Training data sets was still one of the most human intensive and slow aspects of machine learning. GANs, or Generative Adversarial Networks were one of those machine learning frameworks, initially designed by Ian Goodfellow and others in 2014. GANs use zero-sum game techniques from game theory to generate new data sets - a genrative model. This allowed for more unsupervised training of data. Now it was possible to get further, faster with AI.
This brings us into the current hype cycle. ChatGPT was launched in November of 2022 by OpenAI. OpenAI was founded as a non-profit in 2015 by Sam Altman (former cofounder of location-based social network app Loopt and former president of Y Combinator) and a cast of veritable all-stars in the startup world that included:
* Reid Hoffman, former Paypal COO, LinkedIn founder and venture
* Peter Thiel, former cofounder of Paypal and Palantir, as well as one of the top investors in Silicon Valley.
* Jessica Livingston, founding partner at Y Combinator.
* Greg Brockman, an AI researcher who had worked on projects at MIT and Harvard
OpenAI spent the next few years as a non-profit and worked on GPT, or Generative Pre-trained Transformer autoregression models. GPT uses deep learning models to process human text and produce text that’s more human than previous models. Not only is it capable of natural language processing but the generative pre-training of models has allowed it to take a lot of unlabeled text so people don’t have to hand label weights, thus automated fine tuning of results. OpenAI dumped millions into public betas by 2016 and were ready to build products to take to market by 2019. That’s when they switched from a non-profit to a for-profit. Microsoft pumped $1 billion into the company and they released DALL-E to produce generative images, which helped lead to a new generation of applications that could produce artwork on the fly. Then they released ChatGPT towards the end of 2022, which led to more media coverage and prognostication of world-changing technological breakthrough than most other hype cycles for any industry in recent memory. This, with GPT-4 to be released later in 2023.

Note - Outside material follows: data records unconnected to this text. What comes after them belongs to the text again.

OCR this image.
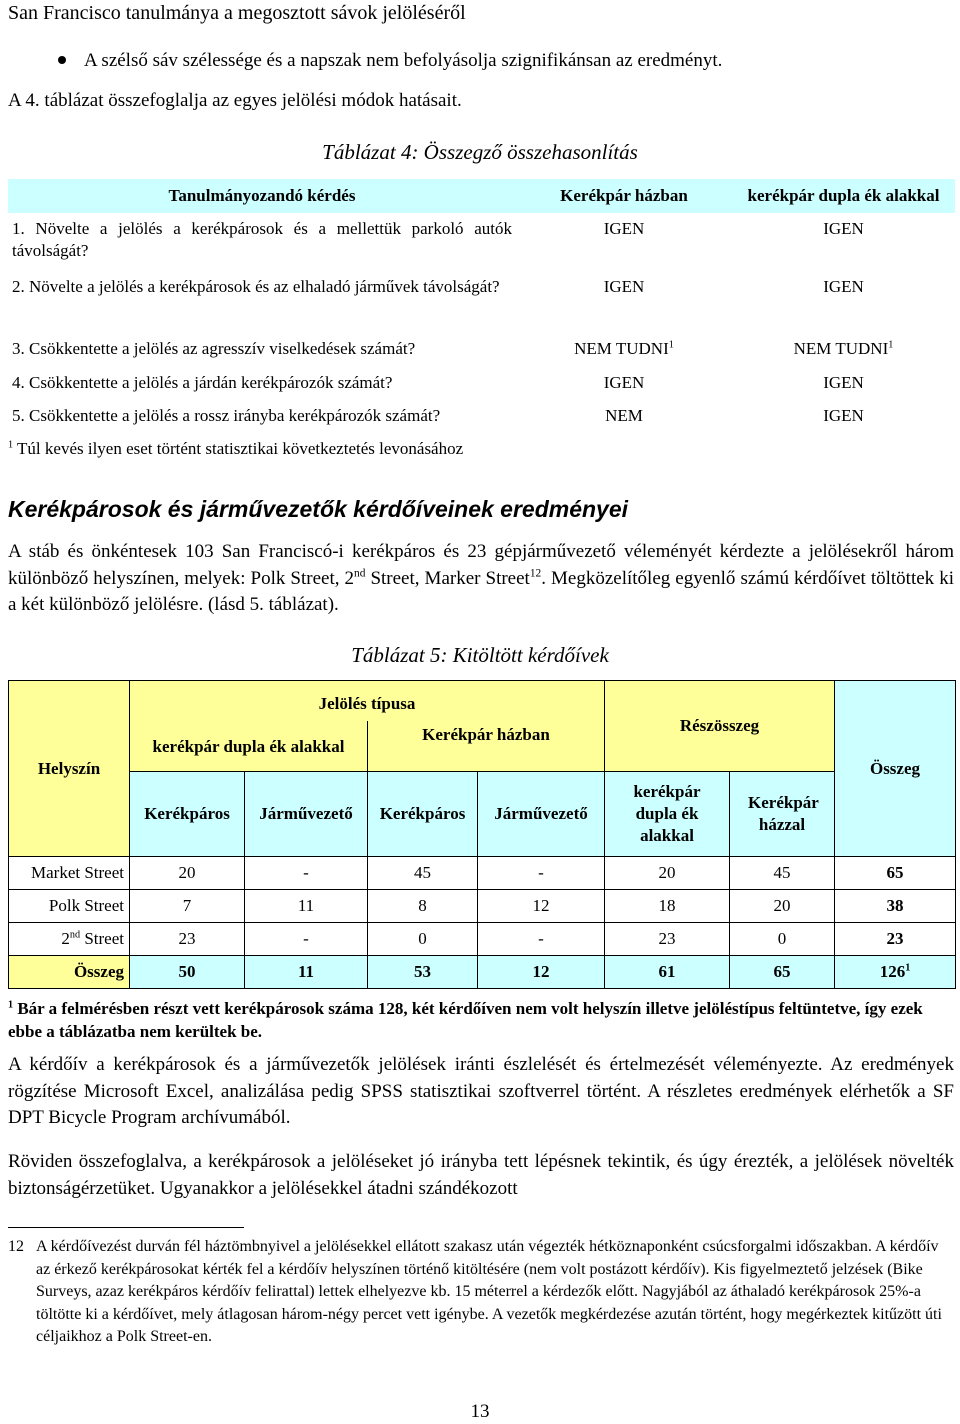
San Francisco tanulmánya a megosztott sávok jelöléséről
A szélső sáv szélessége és a napszak nem befolyásolja szignifikánsan az eredményt.
A 4. táblázat összefoglalja az egyes jelölési módok hatásait.
Táblázat 4: Összegző összehasonlítás
Tanulmányozandó kérdés	Kerékpár házban	kerékpár dupla ék alakkal
1. Növelte a jelölés a kerékpárosok és a mellettük parkoló autók távolságát?	IGEN	IGEN
2. Növelte a jelölés a kerékpárosok és az elhaladó járművek távolságát?	IGEN	IGEN
3. Csökkentette a jelölés az agresszív viselkedések számát?	NEM TUDNI$^1$	NEM TUDNI$^1$
4. Csökkentette a jelölés a járdán kerékpározók számát?	IGEN	IGEN
5. Csökkentette a jelölés a rossz irányba kerékpározók számát?	NEM	IGEN
$^1$ Túl kevés ilyen eset történt statisztikai következtetés levonásához
Kerékpárosok és járművezetők kérdőíveinek eredményei
A stáb és önkéntesek 103 San Franciscó-i kerékpáros és 23 gépjárművezető véleményét kérdezte a jelölésekről három különböző helyszínen, melyek: Polk Street, 2nd Street, Marker Street$^{12}$. Megközelítőleg egyenlő számú kérdőívet töltöttek ki a két különböző jelölésre. (lásd 5. táblázat).
Táblázat 5: Kitöltött kérdőívek
Helyszín	Jelölés típusa				Részösszeg		Összeg
	kerékpár dupla ék alakkal		Kerékpár házban				
	Kerékpáros	Járművezető	Kerékpáros	Járművezető	kerékpár dupla ék alakkal	Kerékpár házzal	
Market Street	20	-	45	-	20	45	65
Polk Street	7	11	8	12	18	20	38
2nd Street	23	-	0	-	23	0	23
Összeg	50	11	53	12	61	65	$126^1$
$^1$ Bár a felmérésben részt vett kerékpárosok száma 128, két kérdőíven nem volt helyszín illetve jelöléstípus feltüntetve, így ezek ebbe a táblázatba nem kerültek be.
A kérdőív a kerékpárosok és a járművezetők jelölések iránti észlelését és értelmezését véleményezte. Az eredmények rögzítése Microsoft Excel, analizálása pedig SPSS statisztikai szoftverrel történt. A részletes eredmények elérhetők a SF DPT Bicycle Program archívumából.
Röviden összefoglalva, a kerékpárosok a jelöléseket jó irányba tett lépésnek tekintik, és úgy érezték, a jelölések növelték biztonságérzetüket. Ugyanakkor a jelölésekkel átadni szándékozott
12 A kérdőívezést durván fél háztömbnyivel a jelölésekkel ellátott szakasz után végezték hétköznaponként csúcsforgalmi időszakban. A kérdőív az érkező kerékpárosokat kérték fel a kérdőív helyszínen történő kitöltésére (nem volt postázott kérdőív). Kis figyelmeztető jelzések (Bike Surveys, azaz kerékpáros kérdőív felirattal) lettek elhelyezve kb. 15 méterrel a kérdezők előtt. Nagyjából az áthaladó kerékpárosok 25%-a töltötte ki a kérdőívet, mely átlagosan három-négy percet vett igénybe. A vezetők megkérdezése azután történt, hogy megérkeztek kitűzött úti céljaikhoz a Polk Street-en.
13
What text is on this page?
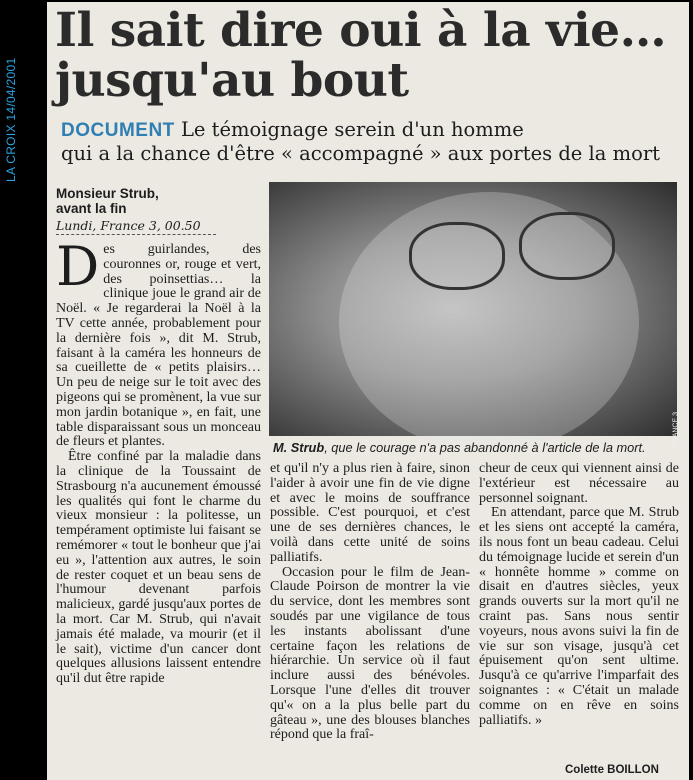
LA CROIX 14/04/2001
Il sait dire oui à la vie…
jusqu'au bout
DOCUMENT Le témoignage serein d'un homme
qui a la chance d'être « accompagné » aux portes de la mort
Monsieur Strub,
avant la fin
Lundi, France 3, 00.50

Des guirlandes, des couronnes or, rouge et vert, des poinsettias… la clinique joue le grand air de Noël. « Je regarderai la Noël à la TV cette année, probablement pour la dernière fois », dit M. Strub, faisant à la caméra les honneurs de sa cueillette de « petits plaisirs… Un peu de neige sur le toit avec des pigeons qui se promènent, la vue sur mon jardin botanique », en fait, une table disparaissant sous un monceau de fleurs et plantes.

Être confiné par la maladie dans la clinique de la Toussaint de Strasbourg n'a aucunement émoussé les qualités qui font le charme du vieux monsieur : la politesse, un tempérament optimiste lui faisant se remémorer « tout le bonheur que j'ai eu », l'attention aux autres, le soin de rester coquet et un beau sens de l'humour devenant parfois malicieux, gardé jusqu'aux portes de la mort. Car M. Strub, qui n'avait jamais été malade, va mourir (et il le sait), victime d'un cancer dont quelques allusions laissent entendre qu'il dut être rapide

FRANCE 3
M. Strub, que le courage n'a pas abandonné à l'article de la mort.

et qu'il n'y a plus rien à faire, sinon l'aider à avoir une fin de vie digne et avec le moins de souffrance possible. C'est pourquoi, et c'est une de ses dernières chances, le voilà dans cette unité de soins palliatifs.

Occasion pour le film de Jean-Claude Poirson de montrer la vie du service, dont les membres sont soudés par une vigilance de tous les instants abolissant d'une certaine façon les relations de hiérarchie. Un service où il faut inclure aussi des bénévoles. Lorsque l'une d'elles dit trouver qu'« on a la plus belle part du gâteau », une des blouses blanches répond que la fraî-

cheur de ceux qui viennent ainsi de l'extérieur est nécessaire au personnel soignant.

En attendant, parce que M. Strub et les siens ont accepté la caméra, ils nous font un beau cadeau. Celui du témoignage lucide et serein d'un « honnête homme » comme on disait en d'autres siècles, yeux grands ouverts sur la mort qu'il ne craint pas. Sans nous sentir voyeurs, nous avons suivi la fin de vie sur son visage, jusqu'à cet épuisement qu'on sent ultime. Jusqu'à ce qu'arrive l'imparfait des soignantes : « C'était un malade comme on en rêve en soins palliatifs. »

Colette BOILLON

ChatGPT is most interesting through the lens of the hype cycle. There have been plenty of peaks and plateaus and valleys in artificial intelligence over the last 7+ decades. Most have been hyped up in the hallowed halls of academia and defense research. ChatGPT has hit mainstream media. The AI winter following each seems to be based on the reach of audience and depth of expectations. Science fiction continues to conflate expectations. Early prototypes that make it seem as though science fiction will be in our hands in a matter of weeks lead media to conjecture. The reckoning could be substantial. Meanwhile, projects like TinyML - with smaller potential impacts for each use but wider use cases, could become the real benefit to humanity beyond research, when it comes to everyday productivity gains.
The moral of this story is as old as time. Control expectations. Undersell and overdeliver. That doesn’t lead to massive valuations pumped up by hype cycles. Many CEOs and CFOs know that a jump in profits doesn’t always mean the increase will continue. Some intentially slow expectations in their quarterly reports and calls with analysts. Those are the smart ones.